# Transformador electronico para dicroicas led??



## ruzzo2003 (Nov 29, 2011)

Tengo un transformador electronico de 50 W y salida 12 V para halogenos. Con este trafo alimentaba una dicroica halogena. Se puede con este trafo alimentar dicroicasd led de 12 v (cc/ca) / 3w??? Las casas de venta led te ofrecen fuentes switching, pero estos trafo electronicos son mas baratos. Desde ya muchasd gracias.


----------



## DJ DRACO (Nov 29, 2011)

Yo creo que si la tensión es la adecuada no te queda más que probar---


----------



## ruzzo2003 (Nov 29, 2011)

DJ DRACO dijo:


> Yo creo que si la tensión es la adecuada no te queda más que probar---



Como probar ya probe y anda perfecto, pero no tengo idea de que tipo salida traen estos transformadores (por lo que lei por aho dicen que oscilan a con cargas resistivas) y como le afectan le pueden afectar a las lámparas led en cuanto a la vida util.


----------



## DJ DRACO (Nov 29, 2011)

Y no hay alternativa de colocarle alguna clase de regulador estabilizador a la salida...?


----------



## ruzzo2003 (Nov 29, 2011)

DJ DRACO dijo:


> Y no hay alternativa de colocarle alguna clase de regulador estabilizador a la salida...?

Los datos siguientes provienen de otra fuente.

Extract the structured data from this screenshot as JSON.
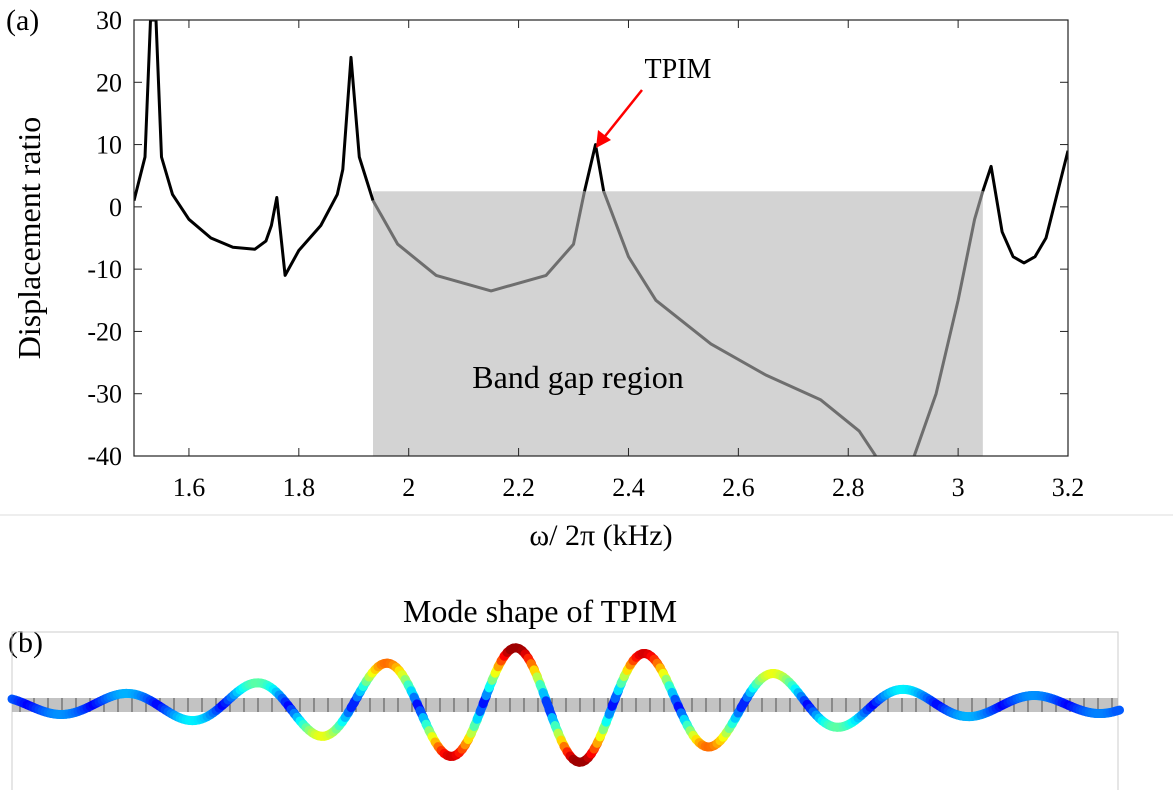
{
  "chart_data": [
    {
      "type": "line",
      "panel_label": "(a)",
      "xlabel": "ω/ 2π (kHz)",
      "ylabel": "Displacement ratio",
      "x": [
        1.5,
        1.52,
        1.53,
        1.54,
        1.55,
        1.57,
        1.6,
        1.64,
        1.68,
        1.72,
        1.74,
        1.75,
        1.76,
        1.775,
        1.8,
        1.84,
        1.87,
        1.88,
        1.895,
        1.91,
        1.935,
        1.98,
        2.05,
        2.15,
        2.25,
        2.3,
        2.32,
        2.34,
        2.355,
        2.4,
        2.45,
        2.55,
        2.65,
        2.75,
        2.82,
        2.85,
        2.885,
        2.92,
        2.96,
        3.0,
        3.03,
        3.045,
        3.06,
        3.08,
        3.1,
        3.12,
        3.14,
        3.16,
        3.18,
        3.2
      ],
      "series": [
        {
          "color": "#000000",
          "values": [
            1,
            8,
            30,
            30,
            8,
            2,
            -2,
            -5,
            -6.5,
            -6.8,
            -5.5,
            -3,
            1.5,
            -11,
            -7,
            -3,
            2,
            6,
            24,
            8,
            1,
            null,
            null,
            null,
            null,
            null,
            2.5,
            10,
            2.5,
            null,
            null,
            null,
            null,
            null,
            null,
            null,
            null,
            null,
            null,
            null,
            null,
            2.5,
            6.5,
            -4,
            -8,
            -9,
            -8,
            -5,
            2,
            9
          ]
        },
        {
          "color": "#6e6e6e",
          "values": [
            null,
            null,
            null,
            null,
            null,
            null,
            null,
            null,
            null,
            null,
            null,
            null,
            null,
            null,
            null,
            null,
            null,
            null,
            null,
            null,
            1,
            -6,
            -11,
            -13.5,
            -11,
            -6,
            2.5,
            null,
            2.5,
            -8,
            -15,
            -22,
            -27,
            -31,
            -36,
            -40,
            null,
            -40,
            -30,
            -15,
            -2,
            2.5,
            null,
            null,
            null,
            null,
            null,
            null,
            null,
            null
          ]
        }
      ],
      "band_gap_x": [
        1.935,
        3.045
      ],
      "band_gap_top": 2.5,
      "band_gap_color": "#d3d3d3",
      "band_gap_label": "Band gap region",
      "annotation": "TPIM",
      "annotation_color": "#ff0000",
      "xlim": [
        1.5,
        3.2
      ],
      "xticks": [
        1.6,
        1.8,
        2,
        2.2,
        2.4,
        2.6,
        2.8,
        3,
        3.2
      ],
      "ylim": [
        -40,
        30
      ],
      "yticks": [
        -40,
        -30,
        -20,
        -10,
        0,
        10,
        20,
        30
      ]
    },
    {
      "type": "mode-shape",
      "panel_label": "(b)",
      "title": "Mode shape of TPIM"
    }
  ]
}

Ahi puede averigar que la frecuencia de salida es de 25 kHz, no se si esta frecuencia puede afectar a las dicroicas led, (las mismas permiten alimentación tanto en continua como en alterna)


----------



## DJ DRACO (Nov 29, 2011)

los leds toleran las frecuencias porque incluso pueden ser manejados con PWM

lo que no toleran son tensiones inversas o negativas...

el PWM siempre va de 0V al máximo del pwm...por eso, una cosa es alterna digamos pulsante positiva y otra cosa es senoidal o cuadrada pero con semiciclos negativos.


----------



## ruzzo2003 (Nov 29, 2011)

DJ DRACO dijo:


> los leds toleran las frecuencias porque incluso pueden ser manejados con PWM
> 
> lo que no toleran son tensiones inversas o negativas...
> 
> el PWM siempre va de 0V al máximo del pwm...por eso, una cosa es alterna digamos pulsante positiva y otra cosa es senoidal o cuadrada pero con semiciclos negativos.



No pude encontrar si la tensión de salida es continua pulsante o senoidal, pero para cualquiera de las dos, el catálogo de la dicroica led me informa que se puede alimentar tanto en alterna como en continua por lo que creo que no tendría problemas. En este link figura el circuito electronico del transformador. Por la figura creo que la salida debería ser continua pulsante. Desde ya muchas gracias por las respuestas
Ver el archivo adjunto 882


----------



## Gudino Roberto duberlin (Nov 29, 2011)

ruzzo2003 dijo:


> Como probar ya probe y anda perfecto, pero no tengo idea de que tipo salida traen estos transformadores (por lo que lei por aho dicen que oscilan a con cargas resistivas) y como le afectan le pueden afectar a las lámparas led en cuanto a la vida util.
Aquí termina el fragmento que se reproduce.